No la única, claro. Pero esa noche, cuando la discusión nos regaló un descanso y nos miramos los cuatro, lo sentimos. La risita de uno, o la vista perdida en el techo y en las paredes de otro (en las esquinas hermosas, en los ventanales de hierro, en las plantas envolviéndonos). Todo nos pertenecía: el tiempo, las ganas de quedarnos tomando ese vino hasta que cayera la última gota que el cielo tenía para ofrecernos, la carne que sobraba en nuestros platos, nuestros cuerpos. Nuestros cuerpos. Eso era: la asimilación de la sangre escurriéndose por nuestras arterias, los ciento y tanto latidos por minuto del corazón, los pies pechando las zapatillas todavía mojadas, el pelo acariciando las orejas, los ojos humedeciéndose bajo los párpados. Las manos relajadas. 

No nos importaba ya la semana de mierda que habíamos pasado, ni las peleas, ni los quilombos de cada uno, ni los de uno con otro, ni la insistencia con la que el agua se filtraba por las fisuras del techo, ni la poca plata que estábamos consiguiendo para zafar. Estábamos los cuatro arriba del barco en una tormenta oscura, en vías de empeorar, pero sosteniendo las velas con toda la fuerza. Juntos.

Nos entró como un soplo de viento fresco. Hacía frío, pero igual nos gustó. 

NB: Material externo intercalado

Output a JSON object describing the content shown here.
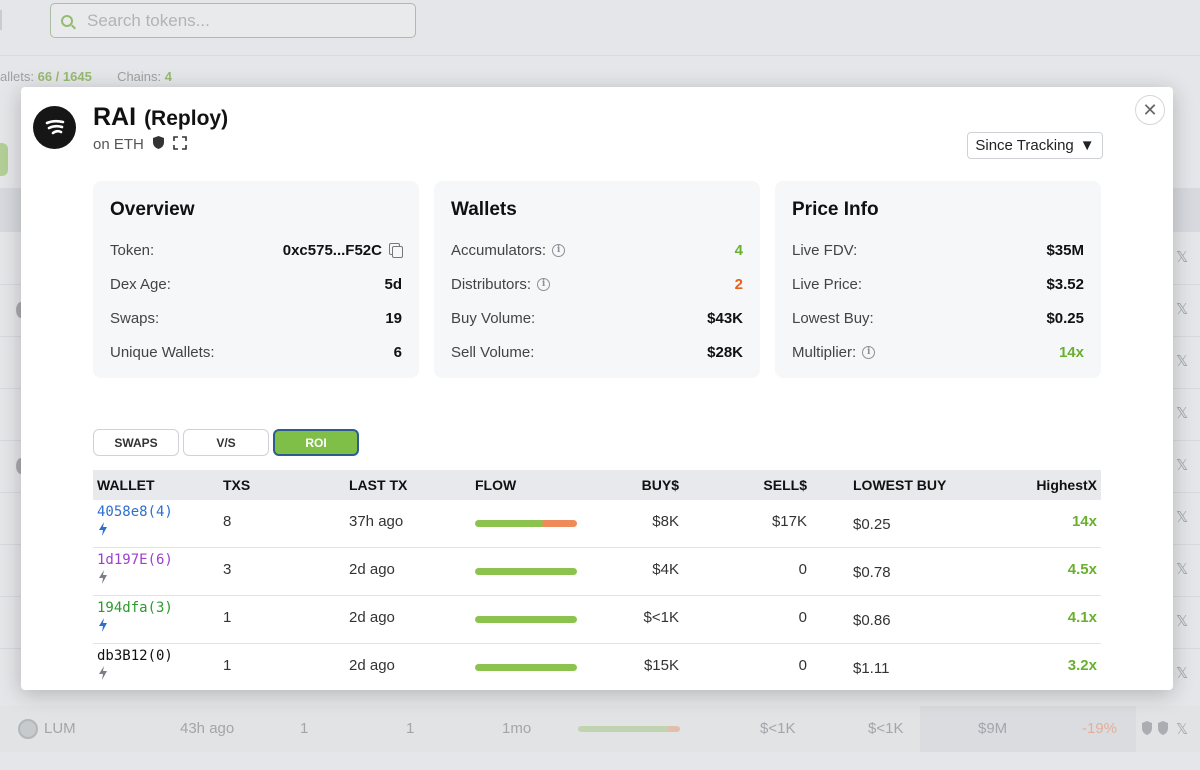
{
  "background": {
    "search_placeholder": "Search tokens...",
    "stats": {
      "wallets_label": "allets:",
      "wallets_value": "66 / 1645",
      "chains_label": "Chains:",
      "chains_value": "4"
    },
    "row": {
      "name": "LUM",
      "last_tx": "43h ago",
      "c1": "1",
      "c2": "1",
      "age": "1mo",
      "buy": "$<1K",
      "sell": "$<1K",
      "fdv": "$9M",
      "change": "-19%"
    },
    "row_x_icon": "x-icon"
  },
  "modal": {
    "name": "RAI",
    "subtitle": "(Reploy)",
    "chain": "on ETH",
    "range": "Since Tracking",
    "close_symbol": "✕",
    "overview": {
      "title": "Overview",
      "token_label": "Token:",
      "token_value": "0xc575...F52C",
      "dex_age_label": "Dex Age:",
      "dex_age_value": "5d",
      "swaps_label": "Swaps:",
      "swaps_value": "19",
      "unique_label": "Unique Wallets:",
      "unique_value": "6"
    },
    "wallets": {
      "title": "Wallets",
      "acc_label": "Accumulators:",
      "acc_value": "4",
      "dist_label": "Distributors:",
      "dist_value": "2",
      "buy_label": "Buy Volume:",
      "buy_value": "$43K",
      "sell_label": "Sell Volume:",
      "sell_value": "$28K"
    },
    "price": {
      "title": "Price Info",
      "fdv_label": "Live FDV:",
      "fdv_value": "$35M",
      "price_label": "Live Price:",
      "price_value": "$3.52",
      "lowest_label": "Lowest Buy:",
      "lowest_value": "$0.25",
      "mult_label": "Multiplier:",
      "mult_value": "14x"
    },
    "tabs": [
      "SWAPS",
      "V/S",
      "ROI"
    ],
    "table": {
      "headers": {
        "wallet": "WALLET",
        "txs": "TXS",
        "last_tx": "LAST TX",
        "flow": "FLOW",
        "buy": "BUY$",
        "sell": "SELL$",
        "lowest": "LOWEST BUY",
        "highest": "HighestX"
      },
      "rows": [
        {
          "wallet": "4058e8(4)",
          "wallet_color": "#2f6fce",
          "bolt_color": "#2f6fce",
          "txs": "8",
          "last_tx": "37h ago",
          "buy_fraction": 0.66,
          "buy": "$8K",
          "sell": "$17K",
          "lowest": "$0.25",
          "highest": "14x"
        },
        {
          "wallet": "1d197E(6)",
          "wallet_color": "#9b3fd0",
          "bolt_color": "#7d7f86",
          "txs": "3",
          "last_tx": "2d ago",
          "buy_fraction": 1.0,
          "buy": "$4K",
          "sell": "0",
          "lowest": "$0.78",
          "highest": "4.5x"
        },
        {
          "wallet": "194dfa(3)",
          "wallet_color": "#2c9a2c",
          "bolt_color": "#2f6fce",
          "txs": "1",
          "last_tx": "2d ago",
          "buy_fraction": 1.0,
          "buy": "$<1K",
          "sell": "0",
          "lowest": "$0.86",
          "highest": "4.1x"
        },
        {
          "wallet": "db3B12(0)",
          "wallet_color": "#111111",
          "bolt_color": "#7d7f86",
          "txs": "1",
          "last_tx": "2d ago",
          "buy_fraction": 1.0,
          "buy": "$15K",
          "sell": "0",
          "lowest": "$1.11",
          "highest": "3.2x"
        }
      ]
    }
  },
  "colors": {
    "accent_green": "#6ab02e",
    "flow_buy": "#8cc34f",
    "flow_sell": "#ef8a5a",
    "tab_active": "#7fbf47"
  }
}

Las veces que dejamos de amarnos, aquellas que nos matamos a palabras, o las que no quisimos hacer otra cosa más que enterrarnos en un sueño: a todas esas atravesó el soplo. Las traspasó de lado a lado, les pasó un alfiler y las colgó de una soga que miraba desde lejos, tranquilo, sin alterarse.

Y cuando sentimos lo que el soplo nos traía, cuando nos hizo sentir esa nube firme y compañera, todo fluyó. 

Las espaldas se apoyaron en las maderas, los labios fueron mojados por nuestras lenguas y lanzados a gesticular, las sonrisas se convidaron. 

No puede ser tan malo un perro, entendimos. Pero lo entendimos sin mencionarlo. Y nos cobijó la felicidad y el cansancio del día largo con buen final.

Esa noche todos logramos dormirnos temprano. Soñamos con su cara de cachorro, las patas gordas y movedizas. 

Esa noche vencimos nuestras miserias.